Article ID: CJ-17-1094
A healthy 25-year-old man was involved in a traffic accident while riding a motorcycle and was transported to Hikone Municipal Hospital by ambulance. Computed tomography (CT) showed a right femoral head fracture with dislocation, and 2 calcified masses in the inferior vena cava (IVC), which could not be ruled out as bone fragments (Figure A,B). Massive blood transfusion was performed for relief of hemorrhagic shock. Open surgery was thought to be necessary for removal of the calcified masses, but systemic heparinization was ruled out in view of the bleeding status. For investigation of the masses, therefore, an IVC filter was first placed in order to prevent further movement of the masses toward the heart. Femoral head replacement was performed on day 5 after injury, and the patient was then transferred to Nagahama City Hospital. Laboratory tests indicated no hematological disorders, including coagulopathy.
Preoperative computed tomography (CT) showing (A,B) the inferior vena cava (IVC) filter and 2 calcified masses in the IVC, and representative photographs of the (C) extracted IVC filter and (D,E) phleboliths. (F–H) Perioperative CT at (F) 13 days after injury, (G) 16 days after injury (arrow, phlebolith), and (H) 3 months after surgery.
Removal of both calcified masses and the IVC filter was done on day 19 after injury. The IVC was exposed via a right anterior subcostal incision. An extracorporeal circuit was used during IVC clamping, and the calcified masses and IVC filter were completely removed (Figure C–E). The masses were mildly adhered to the IVC wall, and fresh thrombi were trapped in the IVC filter. The postoperative course was uneventful, and the patient was returned to Hikone Municipal Hospital on the 10th postoperative day for rehabilitation. On histology, both of the masses were phleboliths without bone components.
Phleboliths are calcified blood clots that arise in pelvic veins, and often require differential diagnosis from urinary tract calculi. The youngest reported patient with phleboliths was 16 years of age.1,2 A total of 50% of individuals in their 20 s and 89% of those in 70 s in the UK have phleboliths.3 Phleboliths are thus quite common, irrespective of age.

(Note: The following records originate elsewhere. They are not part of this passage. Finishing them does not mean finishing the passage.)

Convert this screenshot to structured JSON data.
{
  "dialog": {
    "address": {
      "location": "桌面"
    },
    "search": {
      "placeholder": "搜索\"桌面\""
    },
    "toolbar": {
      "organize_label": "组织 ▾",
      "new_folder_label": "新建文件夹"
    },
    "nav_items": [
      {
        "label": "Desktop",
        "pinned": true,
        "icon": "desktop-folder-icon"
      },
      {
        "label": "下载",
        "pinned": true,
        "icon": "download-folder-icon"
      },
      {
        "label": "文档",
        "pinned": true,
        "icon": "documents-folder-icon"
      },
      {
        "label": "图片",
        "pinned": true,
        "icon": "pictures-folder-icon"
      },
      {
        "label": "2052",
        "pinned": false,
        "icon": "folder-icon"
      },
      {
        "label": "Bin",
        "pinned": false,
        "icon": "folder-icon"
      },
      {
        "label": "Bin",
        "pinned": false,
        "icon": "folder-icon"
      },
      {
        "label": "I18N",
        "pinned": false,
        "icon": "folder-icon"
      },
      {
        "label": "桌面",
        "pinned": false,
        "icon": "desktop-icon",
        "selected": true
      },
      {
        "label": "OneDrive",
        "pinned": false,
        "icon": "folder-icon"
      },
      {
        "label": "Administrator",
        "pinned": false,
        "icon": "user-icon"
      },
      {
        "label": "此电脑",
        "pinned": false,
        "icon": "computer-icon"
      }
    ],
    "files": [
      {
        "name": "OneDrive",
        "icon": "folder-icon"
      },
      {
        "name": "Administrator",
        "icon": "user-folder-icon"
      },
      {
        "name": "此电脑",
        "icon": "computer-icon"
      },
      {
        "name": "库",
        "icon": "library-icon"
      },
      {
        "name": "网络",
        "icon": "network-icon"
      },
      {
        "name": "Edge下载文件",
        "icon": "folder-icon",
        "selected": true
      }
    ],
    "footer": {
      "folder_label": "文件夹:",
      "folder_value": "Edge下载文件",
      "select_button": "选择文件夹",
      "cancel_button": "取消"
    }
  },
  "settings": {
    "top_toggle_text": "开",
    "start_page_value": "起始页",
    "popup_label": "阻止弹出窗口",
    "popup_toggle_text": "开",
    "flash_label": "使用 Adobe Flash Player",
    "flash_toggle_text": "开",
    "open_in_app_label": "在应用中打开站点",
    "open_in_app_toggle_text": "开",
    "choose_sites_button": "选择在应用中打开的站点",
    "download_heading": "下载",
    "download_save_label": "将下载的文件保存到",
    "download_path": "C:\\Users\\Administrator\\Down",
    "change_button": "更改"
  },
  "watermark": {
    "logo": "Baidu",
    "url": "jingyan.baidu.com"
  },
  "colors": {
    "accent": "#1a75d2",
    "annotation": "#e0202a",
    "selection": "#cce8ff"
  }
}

The mechanism of phlebolith formation has not been fully clarified. Various factors such as impairment of local venous circulation, congestion, absence of valves in the pelvic veins, changes in vessel walls due to advanced age, phlebitis, and inflammation in surrounding structures have been suggested. These factors can result in damage to the vessel walls and changes in blood flow.4,5 One theory to explain the apparently higher incidence of thrombus calcification in the pelvis is the high local concentration of phosphatase in the tissues surrounding the bladder, leading to deposition of calcium on the pelvic vein thrombi.5 A total of 98% of phleboliths are, in fact, located in the pelvis, and the remaining 2% are suprapelvic.6 To our knowledge, no previous report has documented phleboliths in the IVC. It is thought that, in the present case, the physical force of the traffic accident triggered the migration of pelvic phleboliths, which reached the IVC via the bloodstream. Moreover, preoperative CT indicated a new pelvic phlebolith in the left peripheral internal iliac vein at 16 days after injury (Figure G), which had not been present on CT at 13 days after injury (Figure F). This suggested that the phlebolith reached its observed size in a short period of time. This left-side phlebolith disappeared from its original location by 3 months after the operation without any evidence of migration to another site (Figure H), suggesting that it had dissolved. No similar phenomenon has been reported in the literature so far.
Migrated phleboliths tend to adhere to the IVC wall when patients are bed-bound, and therefore IVC filter placement to prevent their further migration may not be necessary. Such a strategy, however, may help to avoid pulmonary embolism during a long period of bed rest.
In conclusion, when CT shows a calcified mass in the IVC, the possibility of phlebolith should be considered, especially in patients with pelvic trauma.
The authors declare no conflicts of interest.